Steckelbach: Angst ist nicht das richtige Wort dafür. Ich bin sehr besorgt, auch in Bezug darauf, was diese Eskalation jetzt mit der Zukunft der Region und mit der Zukunft dieses Landes macht. Es ist noch viel zu früh, darüber nachzudenken. Ich glaube, dass das, was wir jetzt gerade sehen, die Region und den Konflikt nachhaltig verändern wird und auch die israelische Gesellschaft.
Angst ist nicht das richtige Wort, weil ich auf der israelischen Seite sitze und mich doch sehr geschützt fühle von Raketenabwehrsystemen wie dem "Iron Dome" und "David's Sling", die eine sehr hohe Erfolgsrate haben. Gestern gab es einen Einschlag in einer Stadt direkt hier neben Tel Aviv, aber ich fühle mich doch sehr sicher, weil wir auch immer in der Nähe von Bunkern sind.
Man muss sich auch daran erinnern, dass zum Beispiel die Zivilbevölkerung in Gaza solche Möglichkeiten überhaupt nicht hat. Dort gibt es keinen Schutz. In Tel Aviv haben wir anderthalb Minuten Zeit, um in einen Bunker zu gehen. In Häusern, die keine Bunkerräume haben, wird den Bewohnern empfohlen, ins Treppenhaus zu gehen. Ich habe das Privileg, in einer Wohnung zu wohnen, die einen Bunkerraum hat. Das ist im Prinzip ein ganz normales Zimmer, das so eine Art Stahlgitter vor den Fenstern hat. Und die Wände sind dicker und die Tür sieht ein bisschen anders aus, weil sie auch deutlich dicker und aus Beton ist. Dort schlafe ich übrigens auch im Moment.
Im Norden ist es noch mal eine andere Situation, weil dort das Ausmaß der potenziellen Eskalation noch ungeahnt ist. Wir wissen nicht genau, mit welchen Waffen die Hisbollah zuschlagen könnte. Wir wissen nicht genau, wie der Krieg dort aussehen könnte. Natürlich ist in dieser Eskalation auch noch eine andere Bedrohung vorhanden. Das sind die Infiltrationen. Wir haben gesehen, dass Mitglieder der Hamas über die Grenze gelaufen sind.
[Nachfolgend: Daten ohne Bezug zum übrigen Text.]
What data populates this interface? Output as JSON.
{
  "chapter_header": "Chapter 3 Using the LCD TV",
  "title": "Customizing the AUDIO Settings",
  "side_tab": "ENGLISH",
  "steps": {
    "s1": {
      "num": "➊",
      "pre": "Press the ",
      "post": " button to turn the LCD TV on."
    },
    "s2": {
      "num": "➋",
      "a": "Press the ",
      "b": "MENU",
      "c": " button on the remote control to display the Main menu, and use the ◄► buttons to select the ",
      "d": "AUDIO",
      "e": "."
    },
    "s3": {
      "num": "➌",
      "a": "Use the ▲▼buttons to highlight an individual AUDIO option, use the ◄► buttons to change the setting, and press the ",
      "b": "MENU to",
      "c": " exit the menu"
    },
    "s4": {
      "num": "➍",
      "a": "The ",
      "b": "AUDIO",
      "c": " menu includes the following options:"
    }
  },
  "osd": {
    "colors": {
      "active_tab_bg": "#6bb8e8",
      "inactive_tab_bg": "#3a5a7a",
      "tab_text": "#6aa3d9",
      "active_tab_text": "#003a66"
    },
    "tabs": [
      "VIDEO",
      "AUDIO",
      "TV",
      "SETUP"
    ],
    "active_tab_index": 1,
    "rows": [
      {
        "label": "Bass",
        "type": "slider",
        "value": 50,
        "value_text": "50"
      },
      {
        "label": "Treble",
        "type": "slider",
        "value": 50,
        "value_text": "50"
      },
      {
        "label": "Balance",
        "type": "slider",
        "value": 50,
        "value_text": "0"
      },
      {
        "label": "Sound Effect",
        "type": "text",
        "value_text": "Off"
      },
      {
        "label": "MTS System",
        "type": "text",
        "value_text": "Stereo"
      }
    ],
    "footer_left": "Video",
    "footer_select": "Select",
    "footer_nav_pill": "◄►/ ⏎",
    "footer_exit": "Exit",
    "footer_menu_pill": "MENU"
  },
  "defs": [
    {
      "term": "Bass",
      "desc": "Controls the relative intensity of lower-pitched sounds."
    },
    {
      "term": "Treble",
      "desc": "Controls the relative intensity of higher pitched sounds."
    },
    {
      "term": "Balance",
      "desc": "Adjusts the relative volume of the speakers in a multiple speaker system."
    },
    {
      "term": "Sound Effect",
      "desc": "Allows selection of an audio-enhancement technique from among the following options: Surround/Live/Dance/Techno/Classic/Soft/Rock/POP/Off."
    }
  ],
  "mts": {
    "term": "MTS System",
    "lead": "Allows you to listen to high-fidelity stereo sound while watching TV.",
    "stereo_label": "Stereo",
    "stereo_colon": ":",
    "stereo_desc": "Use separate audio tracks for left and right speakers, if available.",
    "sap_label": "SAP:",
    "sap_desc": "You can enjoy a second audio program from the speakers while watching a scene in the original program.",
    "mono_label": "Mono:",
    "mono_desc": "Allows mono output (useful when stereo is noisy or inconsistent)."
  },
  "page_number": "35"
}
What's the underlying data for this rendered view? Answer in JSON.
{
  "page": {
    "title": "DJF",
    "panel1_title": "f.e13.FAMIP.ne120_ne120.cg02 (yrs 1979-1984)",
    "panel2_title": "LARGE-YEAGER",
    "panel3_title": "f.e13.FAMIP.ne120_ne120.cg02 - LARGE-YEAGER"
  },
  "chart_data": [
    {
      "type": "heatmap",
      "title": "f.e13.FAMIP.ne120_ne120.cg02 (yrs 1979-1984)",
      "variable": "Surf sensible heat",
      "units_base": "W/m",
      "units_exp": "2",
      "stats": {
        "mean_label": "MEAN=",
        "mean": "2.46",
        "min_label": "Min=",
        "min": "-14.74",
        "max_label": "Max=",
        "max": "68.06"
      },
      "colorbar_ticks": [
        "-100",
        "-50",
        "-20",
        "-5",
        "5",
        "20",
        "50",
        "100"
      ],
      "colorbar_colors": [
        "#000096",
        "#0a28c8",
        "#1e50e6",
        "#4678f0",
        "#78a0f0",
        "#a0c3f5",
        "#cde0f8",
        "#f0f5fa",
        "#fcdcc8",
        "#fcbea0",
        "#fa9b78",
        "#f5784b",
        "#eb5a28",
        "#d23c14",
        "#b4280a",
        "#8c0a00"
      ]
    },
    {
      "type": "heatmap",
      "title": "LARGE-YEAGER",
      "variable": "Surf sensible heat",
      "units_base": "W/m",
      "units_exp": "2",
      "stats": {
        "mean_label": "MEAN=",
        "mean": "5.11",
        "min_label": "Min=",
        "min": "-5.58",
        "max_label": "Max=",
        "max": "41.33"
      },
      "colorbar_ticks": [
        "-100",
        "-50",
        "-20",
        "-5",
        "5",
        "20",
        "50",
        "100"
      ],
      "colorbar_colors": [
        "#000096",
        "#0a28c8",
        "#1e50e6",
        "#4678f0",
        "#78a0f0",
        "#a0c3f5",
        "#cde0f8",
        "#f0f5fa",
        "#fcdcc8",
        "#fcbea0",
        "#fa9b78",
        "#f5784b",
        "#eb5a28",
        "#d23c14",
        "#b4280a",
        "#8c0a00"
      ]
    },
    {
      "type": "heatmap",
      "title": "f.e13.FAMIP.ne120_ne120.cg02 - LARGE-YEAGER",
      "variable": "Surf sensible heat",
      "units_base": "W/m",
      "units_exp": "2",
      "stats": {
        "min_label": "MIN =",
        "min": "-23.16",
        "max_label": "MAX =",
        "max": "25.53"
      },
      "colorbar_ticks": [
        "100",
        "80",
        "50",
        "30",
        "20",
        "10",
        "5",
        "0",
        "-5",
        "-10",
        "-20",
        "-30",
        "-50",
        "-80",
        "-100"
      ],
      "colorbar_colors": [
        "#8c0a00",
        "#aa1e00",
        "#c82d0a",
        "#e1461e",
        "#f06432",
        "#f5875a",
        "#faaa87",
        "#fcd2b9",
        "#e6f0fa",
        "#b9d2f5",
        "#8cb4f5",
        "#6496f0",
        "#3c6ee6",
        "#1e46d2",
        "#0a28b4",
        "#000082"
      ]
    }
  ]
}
Genau das wird auch im Norden erwartet. Da gab es auch schon ein oder zwei Alarme, wo die Bewohner von einigen Orten in ihre Bunkerräume gebeten wurden, weil es einen Alarm gab, dass Leute über die Grenze gekommen sind. Das stellte sich im Norden danach als falsch heraus, aber das ist eine neue Bedrohung, die wir so noch nicht kannten und wo es natürlich auch noch mal schwieriger ist, dagegen vorzugehen.
Frage: Was müsste passieren, dass Sie als Reporterin sagen, Sie wollen zurück nach Deutschland?
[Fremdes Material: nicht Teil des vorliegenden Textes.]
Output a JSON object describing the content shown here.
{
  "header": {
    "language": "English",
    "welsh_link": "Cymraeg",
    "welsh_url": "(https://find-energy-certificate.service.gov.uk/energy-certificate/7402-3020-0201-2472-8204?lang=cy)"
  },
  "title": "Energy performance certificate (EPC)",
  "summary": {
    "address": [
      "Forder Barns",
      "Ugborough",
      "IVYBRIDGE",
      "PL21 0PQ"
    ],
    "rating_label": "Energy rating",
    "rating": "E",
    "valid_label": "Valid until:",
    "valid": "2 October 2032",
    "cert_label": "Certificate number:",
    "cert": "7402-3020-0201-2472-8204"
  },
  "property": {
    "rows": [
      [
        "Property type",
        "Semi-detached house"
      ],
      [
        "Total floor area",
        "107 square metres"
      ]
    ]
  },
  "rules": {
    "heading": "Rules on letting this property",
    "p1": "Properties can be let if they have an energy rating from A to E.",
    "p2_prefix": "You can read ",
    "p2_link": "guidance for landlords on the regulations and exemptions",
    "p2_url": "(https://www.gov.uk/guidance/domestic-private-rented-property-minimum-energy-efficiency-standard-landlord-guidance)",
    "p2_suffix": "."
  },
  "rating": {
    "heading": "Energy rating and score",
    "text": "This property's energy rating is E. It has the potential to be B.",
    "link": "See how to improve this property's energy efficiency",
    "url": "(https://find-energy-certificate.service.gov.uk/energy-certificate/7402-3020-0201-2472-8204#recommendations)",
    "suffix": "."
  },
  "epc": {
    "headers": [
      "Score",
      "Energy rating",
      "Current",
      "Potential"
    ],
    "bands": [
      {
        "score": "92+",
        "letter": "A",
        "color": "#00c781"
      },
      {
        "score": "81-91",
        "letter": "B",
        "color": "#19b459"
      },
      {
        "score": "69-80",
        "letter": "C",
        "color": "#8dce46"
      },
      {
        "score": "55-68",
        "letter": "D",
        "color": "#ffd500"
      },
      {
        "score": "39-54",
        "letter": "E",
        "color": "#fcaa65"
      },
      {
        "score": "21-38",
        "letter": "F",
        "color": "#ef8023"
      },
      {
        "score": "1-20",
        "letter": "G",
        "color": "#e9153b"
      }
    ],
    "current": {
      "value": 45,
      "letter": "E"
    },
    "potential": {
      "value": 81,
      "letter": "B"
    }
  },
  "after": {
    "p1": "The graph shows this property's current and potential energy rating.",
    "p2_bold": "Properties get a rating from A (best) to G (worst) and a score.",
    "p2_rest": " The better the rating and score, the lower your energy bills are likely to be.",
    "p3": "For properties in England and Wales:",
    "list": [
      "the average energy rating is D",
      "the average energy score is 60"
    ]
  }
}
Steckelbach: Das ist eine Frage, die mir meine Mutter gestern noch gestellt hat. Ich kann sie nicht beantworten. Dadurch, dass ich nicht nur hier arbeite, sondern auch hier lebe, ist es sehr schwer für mich jetzt zu sagen, ich gehe einfach wieder zurück nach Deutschland, eben weil mein Lebensmittelpunkt doch hier liegt. Ich kann die Frage nicht final beantworten.
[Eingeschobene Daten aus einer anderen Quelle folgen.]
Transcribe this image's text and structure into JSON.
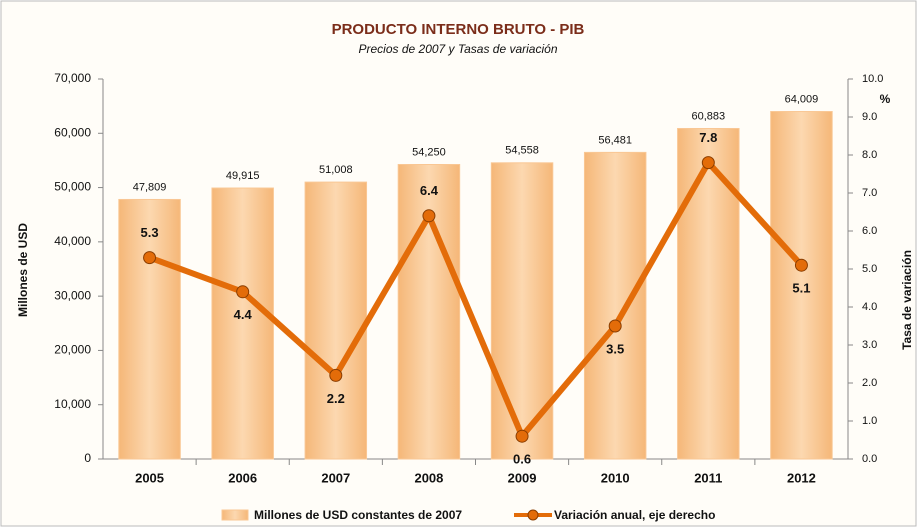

Ich glaube, ein gutes Indiz ist, wenn die deutsche Botschaft vollständig evakuiert werden würde oder wenn sich auch andere Auslandskorrespondenten aus dem Land begeben. Das ist aber eine Frage, bei der es, glaube ich, auch auf sehr viele verschiedene andere Umstände ankäme. Ich sehe im Moment noch nicht, dass das passiert. Ich bin im Moment vielleicht noch optimistisch, vielleicht naiv. Ich glaube eher optimistisch, dass die Situation nicht so schlimm wird, dass wir auch als Journalisten irgendwann mal zurückfliegen müssen, weil die Präsenz von Journalisten gerade in Kriegssituationen einfach wahnsinnig wichtig ist.